I printed off the biggest Fibonacci rabbit family tree diagram I could find on the net, showing 10 monthly generations resulting in a population of 55 pairs. I subtracted from each monthly population total those rabbit pairs which can't exist that month if each pair stops breeding after producing 3 litters. I entered the new sequence 1 1 2 3 5 7 11 16 24 35 into OEIS and got (amongst others) A023435 which followed on with 52 76 112 164 241 ...

The new recurrence relation, given by OEIS, is a(n)= a(n-1) + a(n-2) - a(n-5). Note that n=5 is the last index at which the Fibonacci and this new sequence continue to share terms. It marks the third and last time the first rabbit pair produces offspring.

The main problem I can see is OEIS also calls this sequence "Dying rabbits". That seems to negate the question, which assumes all rabbits once born continue to live and figure in the subsequent monthly population totals indefinitely. As I'm sure I only crossed off those which couldn't have been born, not those who simply stopped reproducing, this name appears to be wrong.

Permalink In reply to by no name (not verified)

Clever buggers, rabbits. They can have two pregnancies going at once - one on the back-burner. Allows them to get through lean times and still reproduce with a minimum of mating. Sort of damages their promiscuous reputation though! I suspect I haven't contributed value to the mathematical discussion. I respect the discussion, but it hurt my head trying to follow it.

Permalink In reply to by no name (not verified)

You seem to be referring to the original Fibonacci sequence, term 35.

If you meant to reply to my post, then the number of rabbit pairs at this stage if they produce only 3 litters each is 504,355, or only 1,008,710 individuals.

It's still a lot though.


Your rabbits are really well pictured :)


are there other versions of the rabbit problem


okay so what if i had a model of the number of pairs of rabbits up to
30 time periods but then i wanted to modify the model so that in the fifth period of life the rabbits cease to produce offspring and in the next period they die


I didn't know that about bee family trees.
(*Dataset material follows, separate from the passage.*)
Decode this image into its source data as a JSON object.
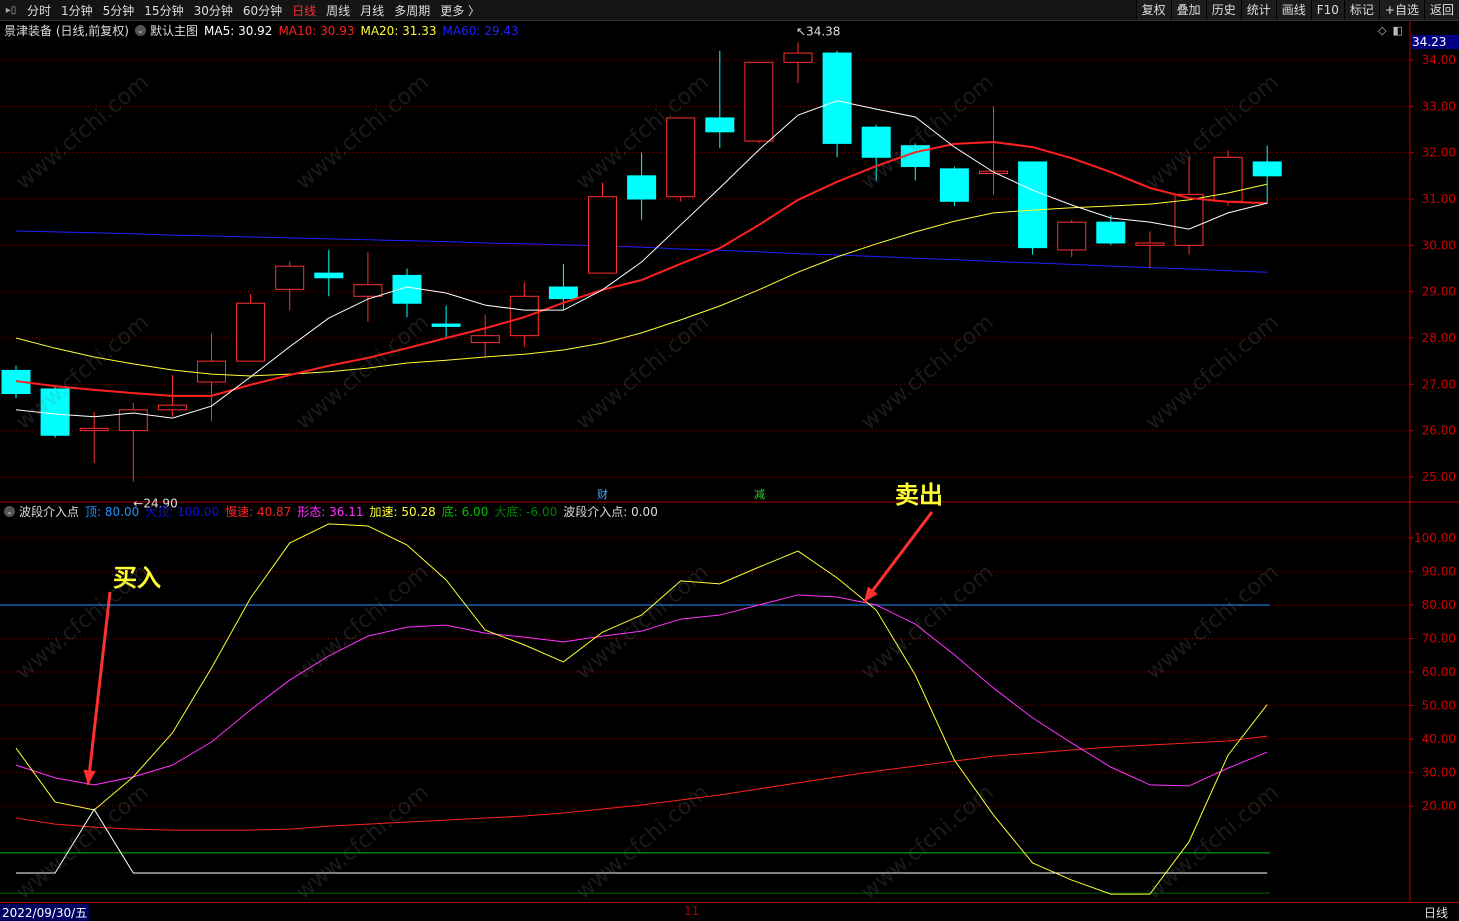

That's very interesting because it seems legitimate, and actual instances of the Fibonacci sequence in nature and art are more few and far between than people think. For instance, Fibonacci spirals are not especially common. Your source never claims that they are found in nature; it just makes the extremely weak claim that spirals are found in nature. This has nothing to do with the Fibonacci sequence unless they are Fibonacci spirals, so that section should be omitted if you ask me.


In fact they've been known to cannibalise each other. Well, that famous variant on the Fibonacci sequence, known as the Lucas sequence, can be used to model this. It goes 2 1 3 4 7 11 18 29 47 76 and so on, but like Fibonacci adding each successive two numbers to get the next.

For our rabbits this means start with 2 pairs and one eats the other, so now only 1. However that 1 then gives birth to 3. Of those 3, 1 gives birth to 2, but the other 2 don't give birth yet, so now we have 4. Next the 2 that didn't give birth last time now give birth to 3 each, while of the remaining 2, one eats the other, leaving us with a total of 7. And so on.


Each die is a standard 6-sided cube, but the six faces bear the first six numbers of the Fibonacci sequence, 1, 1, 2, 3, 5, and 8. If this pair of dice is rolled once, what is the probability that the sum of the numbers showing on the top faces of the two dice is a Fibonacci number?